Semua orang memiliki waktu yang sama, 24 jam dalam sehari semalam. Meskipun demikian, apa yang didapat maupun dihasilkan oleh setiap individu tidaklah sama. Orang-orang tertentu bisa mendapatkan penghasilan puluhan hingga ratusan juta, sementara orang-orang lainnya hanya mendapatkan penghasilan belasan atau puluhan ribu belaka. Dalam jangka waktu yang sama, sejumlah orang dapat melakukan berbagai kegiatan strategis, tetapi orang-orang lainnya justru membunuh waktu dan melakukan hal tidak bermanfaat.

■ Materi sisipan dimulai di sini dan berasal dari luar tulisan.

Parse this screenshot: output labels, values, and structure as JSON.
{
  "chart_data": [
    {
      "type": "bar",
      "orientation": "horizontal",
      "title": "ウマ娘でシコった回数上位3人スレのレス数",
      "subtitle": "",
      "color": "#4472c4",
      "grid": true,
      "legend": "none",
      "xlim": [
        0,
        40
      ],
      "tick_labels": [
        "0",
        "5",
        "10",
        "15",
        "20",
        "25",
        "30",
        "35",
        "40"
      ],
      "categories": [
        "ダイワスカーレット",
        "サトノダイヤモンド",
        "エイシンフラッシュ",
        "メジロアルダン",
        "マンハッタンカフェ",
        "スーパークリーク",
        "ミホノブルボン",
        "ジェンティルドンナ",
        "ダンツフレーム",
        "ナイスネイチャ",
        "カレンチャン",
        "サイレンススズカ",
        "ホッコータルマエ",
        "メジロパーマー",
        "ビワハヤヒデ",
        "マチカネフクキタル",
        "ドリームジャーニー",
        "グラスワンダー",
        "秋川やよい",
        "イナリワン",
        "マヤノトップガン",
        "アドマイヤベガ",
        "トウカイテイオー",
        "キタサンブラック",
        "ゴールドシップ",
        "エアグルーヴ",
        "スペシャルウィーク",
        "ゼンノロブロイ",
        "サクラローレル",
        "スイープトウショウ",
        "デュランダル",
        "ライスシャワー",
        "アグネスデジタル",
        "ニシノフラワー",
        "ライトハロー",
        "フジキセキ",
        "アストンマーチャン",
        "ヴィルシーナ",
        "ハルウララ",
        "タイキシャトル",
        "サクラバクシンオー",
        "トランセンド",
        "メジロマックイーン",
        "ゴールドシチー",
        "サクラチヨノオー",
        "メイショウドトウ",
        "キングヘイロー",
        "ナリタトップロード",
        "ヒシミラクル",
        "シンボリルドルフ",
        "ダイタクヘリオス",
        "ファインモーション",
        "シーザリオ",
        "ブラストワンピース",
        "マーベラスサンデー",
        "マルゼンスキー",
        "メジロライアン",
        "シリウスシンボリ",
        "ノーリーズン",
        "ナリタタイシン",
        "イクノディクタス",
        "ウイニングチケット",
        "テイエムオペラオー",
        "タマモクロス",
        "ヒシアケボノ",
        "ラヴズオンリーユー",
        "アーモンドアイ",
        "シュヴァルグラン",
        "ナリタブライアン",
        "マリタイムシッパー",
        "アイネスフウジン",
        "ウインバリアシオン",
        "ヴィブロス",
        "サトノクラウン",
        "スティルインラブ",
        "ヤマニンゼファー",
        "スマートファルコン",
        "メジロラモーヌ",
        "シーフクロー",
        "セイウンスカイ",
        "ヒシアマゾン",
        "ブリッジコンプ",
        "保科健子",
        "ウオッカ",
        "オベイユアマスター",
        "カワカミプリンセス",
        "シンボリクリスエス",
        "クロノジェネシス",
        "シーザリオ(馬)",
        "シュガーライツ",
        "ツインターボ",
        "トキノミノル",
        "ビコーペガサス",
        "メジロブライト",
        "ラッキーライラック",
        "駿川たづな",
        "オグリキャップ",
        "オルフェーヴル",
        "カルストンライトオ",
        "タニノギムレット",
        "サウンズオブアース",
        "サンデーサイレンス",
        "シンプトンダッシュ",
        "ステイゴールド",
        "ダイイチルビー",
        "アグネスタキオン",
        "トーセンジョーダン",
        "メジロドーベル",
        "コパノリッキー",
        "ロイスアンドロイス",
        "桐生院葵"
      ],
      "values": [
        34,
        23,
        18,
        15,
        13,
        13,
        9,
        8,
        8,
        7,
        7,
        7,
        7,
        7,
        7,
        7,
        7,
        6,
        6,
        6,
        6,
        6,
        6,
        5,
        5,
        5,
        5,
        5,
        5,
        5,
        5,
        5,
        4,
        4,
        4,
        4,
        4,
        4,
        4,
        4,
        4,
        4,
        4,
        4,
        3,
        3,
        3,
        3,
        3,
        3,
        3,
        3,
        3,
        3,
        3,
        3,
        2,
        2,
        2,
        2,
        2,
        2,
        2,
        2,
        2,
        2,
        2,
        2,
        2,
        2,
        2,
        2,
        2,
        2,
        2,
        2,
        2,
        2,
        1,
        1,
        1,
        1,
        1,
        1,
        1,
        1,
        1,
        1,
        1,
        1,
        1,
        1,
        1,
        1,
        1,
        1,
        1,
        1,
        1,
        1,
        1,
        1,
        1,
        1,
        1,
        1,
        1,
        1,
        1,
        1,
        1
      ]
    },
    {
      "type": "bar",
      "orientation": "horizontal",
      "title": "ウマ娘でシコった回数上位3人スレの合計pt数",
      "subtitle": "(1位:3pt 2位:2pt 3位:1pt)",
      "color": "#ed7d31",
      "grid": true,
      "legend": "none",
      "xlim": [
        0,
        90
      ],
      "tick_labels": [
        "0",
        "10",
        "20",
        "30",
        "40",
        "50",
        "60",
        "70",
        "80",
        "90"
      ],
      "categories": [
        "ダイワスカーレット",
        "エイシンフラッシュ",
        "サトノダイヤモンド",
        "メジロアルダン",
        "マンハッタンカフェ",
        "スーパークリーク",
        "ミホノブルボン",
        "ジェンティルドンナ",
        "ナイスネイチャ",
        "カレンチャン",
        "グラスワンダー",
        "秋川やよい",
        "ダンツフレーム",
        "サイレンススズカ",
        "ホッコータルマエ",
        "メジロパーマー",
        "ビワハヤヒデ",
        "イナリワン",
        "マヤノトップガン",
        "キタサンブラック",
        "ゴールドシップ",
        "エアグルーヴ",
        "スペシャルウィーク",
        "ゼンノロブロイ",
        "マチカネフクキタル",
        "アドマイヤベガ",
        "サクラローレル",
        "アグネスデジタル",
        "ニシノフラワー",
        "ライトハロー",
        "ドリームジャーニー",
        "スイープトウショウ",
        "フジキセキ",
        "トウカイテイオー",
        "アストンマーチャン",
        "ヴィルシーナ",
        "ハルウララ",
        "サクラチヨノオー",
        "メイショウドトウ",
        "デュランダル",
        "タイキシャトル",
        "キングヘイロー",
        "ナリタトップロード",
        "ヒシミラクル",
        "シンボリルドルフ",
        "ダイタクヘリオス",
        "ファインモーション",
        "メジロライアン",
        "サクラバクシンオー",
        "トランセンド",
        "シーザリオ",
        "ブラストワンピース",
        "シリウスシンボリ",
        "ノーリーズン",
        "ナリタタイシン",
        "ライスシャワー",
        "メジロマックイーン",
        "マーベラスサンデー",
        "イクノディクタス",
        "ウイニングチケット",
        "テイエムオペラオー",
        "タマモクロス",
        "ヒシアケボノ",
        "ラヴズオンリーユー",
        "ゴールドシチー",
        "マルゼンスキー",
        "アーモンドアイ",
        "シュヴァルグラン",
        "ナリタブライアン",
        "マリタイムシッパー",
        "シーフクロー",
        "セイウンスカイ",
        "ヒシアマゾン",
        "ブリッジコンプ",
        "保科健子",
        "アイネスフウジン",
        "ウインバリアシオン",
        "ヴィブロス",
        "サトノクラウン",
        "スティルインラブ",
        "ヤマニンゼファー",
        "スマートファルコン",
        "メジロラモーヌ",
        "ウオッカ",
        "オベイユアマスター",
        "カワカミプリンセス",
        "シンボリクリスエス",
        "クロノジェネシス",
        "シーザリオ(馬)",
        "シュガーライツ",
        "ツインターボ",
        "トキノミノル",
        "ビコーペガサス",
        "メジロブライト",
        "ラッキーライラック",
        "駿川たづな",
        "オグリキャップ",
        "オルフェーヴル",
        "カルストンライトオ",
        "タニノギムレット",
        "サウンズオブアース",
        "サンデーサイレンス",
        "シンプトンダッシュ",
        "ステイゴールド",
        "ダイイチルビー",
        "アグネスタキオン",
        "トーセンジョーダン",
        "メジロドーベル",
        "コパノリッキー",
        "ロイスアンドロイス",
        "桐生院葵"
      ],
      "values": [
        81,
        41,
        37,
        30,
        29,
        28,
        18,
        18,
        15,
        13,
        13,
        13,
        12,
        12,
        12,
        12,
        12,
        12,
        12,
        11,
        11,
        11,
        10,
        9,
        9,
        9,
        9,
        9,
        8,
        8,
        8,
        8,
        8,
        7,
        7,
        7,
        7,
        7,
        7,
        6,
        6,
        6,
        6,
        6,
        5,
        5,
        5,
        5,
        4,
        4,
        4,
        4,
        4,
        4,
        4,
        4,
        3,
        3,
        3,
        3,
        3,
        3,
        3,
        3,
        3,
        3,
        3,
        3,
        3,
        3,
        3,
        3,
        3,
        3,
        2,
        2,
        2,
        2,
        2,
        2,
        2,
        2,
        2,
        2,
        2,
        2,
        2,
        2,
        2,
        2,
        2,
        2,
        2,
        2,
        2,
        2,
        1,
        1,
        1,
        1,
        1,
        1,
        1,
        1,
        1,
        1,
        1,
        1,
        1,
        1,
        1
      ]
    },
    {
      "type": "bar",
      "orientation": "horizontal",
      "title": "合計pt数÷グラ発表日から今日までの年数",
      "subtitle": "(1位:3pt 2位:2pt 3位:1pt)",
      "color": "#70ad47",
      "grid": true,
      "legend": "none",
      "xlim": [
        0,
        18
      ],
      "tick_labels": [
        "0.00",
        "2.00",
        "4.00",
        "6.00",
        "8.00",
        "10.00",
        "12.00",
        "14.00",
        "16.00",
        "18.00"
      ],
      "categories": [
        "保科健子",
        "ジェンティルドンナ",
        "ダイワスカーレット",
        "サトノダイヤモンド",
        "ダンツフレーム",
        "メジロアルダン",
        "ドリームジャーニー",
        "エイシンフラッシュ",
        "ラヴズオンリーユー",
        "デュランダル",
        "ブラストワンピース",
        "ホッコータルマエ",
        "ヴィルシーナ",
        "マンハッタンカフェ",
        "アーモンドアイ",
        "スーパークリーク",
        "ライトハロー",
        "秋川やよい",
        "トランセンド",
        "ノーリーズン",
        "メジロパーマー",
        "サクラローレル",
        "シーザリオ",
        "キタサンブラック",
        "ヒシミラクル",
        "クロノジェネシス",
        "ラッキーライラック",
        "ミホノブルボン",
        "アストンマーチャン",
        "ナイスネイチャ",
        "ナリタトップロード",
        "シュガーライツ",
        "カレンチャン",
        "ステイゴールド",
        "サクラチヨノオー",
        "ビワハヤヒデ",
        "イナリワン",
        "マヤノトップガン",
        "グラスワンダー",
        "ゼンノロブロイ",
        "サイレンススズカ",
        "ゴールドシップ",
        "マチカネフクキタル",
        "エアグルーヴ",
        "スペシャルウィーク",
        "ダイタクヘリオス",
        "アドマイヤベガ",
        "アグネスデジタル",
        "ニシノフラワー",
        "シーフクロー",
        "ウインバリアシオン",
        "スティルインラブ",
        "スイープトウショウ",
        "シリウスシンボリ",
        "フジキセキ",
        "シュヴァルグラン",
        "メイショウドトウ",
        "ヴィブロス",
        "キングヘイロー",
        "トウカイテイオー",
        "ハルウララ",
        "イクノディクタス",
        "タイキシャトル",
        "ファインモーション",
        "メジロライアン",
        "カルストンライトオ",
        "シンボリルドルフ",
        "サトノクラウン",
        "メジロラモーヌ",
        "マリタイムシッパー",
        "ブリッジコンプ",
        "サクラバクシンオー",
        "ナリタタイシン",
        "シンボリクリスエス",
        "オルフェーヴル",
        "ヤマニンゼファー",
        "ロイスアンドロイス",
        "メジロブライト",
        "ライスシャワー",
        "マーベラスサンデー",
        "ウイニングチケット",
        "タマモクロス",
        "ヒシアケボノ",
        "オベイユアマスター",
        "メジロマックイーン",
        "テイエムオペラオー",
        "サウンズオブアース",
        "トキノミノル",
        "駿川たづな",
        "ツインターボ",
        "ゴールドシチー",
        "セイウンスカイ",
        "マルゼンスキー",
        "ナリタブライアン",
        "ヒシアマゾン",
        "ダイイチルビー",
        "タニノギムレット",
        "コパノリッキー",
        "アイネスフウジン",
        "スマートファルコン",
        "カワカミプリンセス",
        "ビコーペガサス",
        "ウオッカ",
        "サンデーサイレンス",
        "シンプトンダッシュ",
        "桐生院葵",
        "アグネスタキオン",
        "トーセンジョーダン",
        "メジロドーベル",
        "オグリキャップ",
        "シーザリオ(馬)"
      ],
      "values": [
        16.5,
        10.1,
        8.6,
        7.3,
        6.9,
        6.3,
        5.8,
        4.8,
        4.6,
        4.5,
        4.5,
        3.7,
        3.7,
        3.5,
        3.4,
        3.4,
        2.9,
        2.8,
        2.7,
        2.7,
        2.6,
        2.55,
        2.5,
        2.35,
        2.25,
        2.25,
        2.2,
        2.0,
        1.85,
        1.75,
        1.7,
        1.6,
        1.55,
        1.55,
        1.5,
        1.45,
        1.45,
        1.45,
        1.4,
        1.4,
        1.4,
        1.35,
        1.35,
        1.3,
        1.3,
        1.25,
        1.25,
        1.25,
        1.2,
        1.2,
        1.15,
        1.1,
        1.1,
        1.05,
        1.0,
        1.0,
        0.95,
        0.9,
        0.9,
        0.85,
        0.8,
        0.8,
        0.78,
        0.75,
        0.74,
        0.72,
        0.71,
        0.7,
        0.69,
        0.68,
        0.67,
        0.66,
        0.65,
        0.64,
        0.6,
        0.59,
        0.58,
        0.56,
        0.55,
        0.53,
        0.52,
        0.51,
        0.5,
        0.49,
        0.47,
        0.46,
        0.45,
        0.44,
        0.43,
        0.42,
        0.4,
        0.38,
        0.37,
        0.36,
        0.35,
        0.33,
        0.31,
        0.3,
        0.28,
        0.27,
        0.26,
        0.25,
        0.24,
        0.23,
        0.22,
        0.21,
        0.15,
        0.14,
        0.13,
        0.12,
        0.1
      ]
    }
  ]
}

Modal waktu yang dimiliki semua orang sama jumlahnya, tetapi hasil yang didapat bisa berbeda. Mereka yang mengerjakan pekerjaan dengan efisien dan efektif, hasilnya pasti yang terbaik. Itulah makna kualitas hidup. Orang-orang yang memiliki kebiasaan hidup efektif biasanya mampu mendapatkan manfaat dann nilai tertinggi dari waktu yang dimilikinya. Merekalah orang-orang yang sukses alias the winner. Sebaliknya, orang-orang yang kebiasaan hidupnya tidak efektif, pasti hanya mendapatkan sedikit manfaat dari waktu yang dimilikinya. Merekalah orang-orang yang gagal alias the loser.
Mari manfaatkan waktu dengan melakukan banyak hal yang berguna untuk mendapatkan hasil terbaik. Buang semua kebiasaan-kebiasaan yang tidak bermanfaat dan jauhi sifat suka memboros-boroskan waktu dalam mengerjakan apapun. Jika kita mampu mengisi waktu dengan baik dan melakukan banyak hal bermanfaat, niscaya kita tidak akan pernah menyesali masa-masa yang pernah kita lewati, seperti kisah si kakek berusia sepuluh tahun tadi.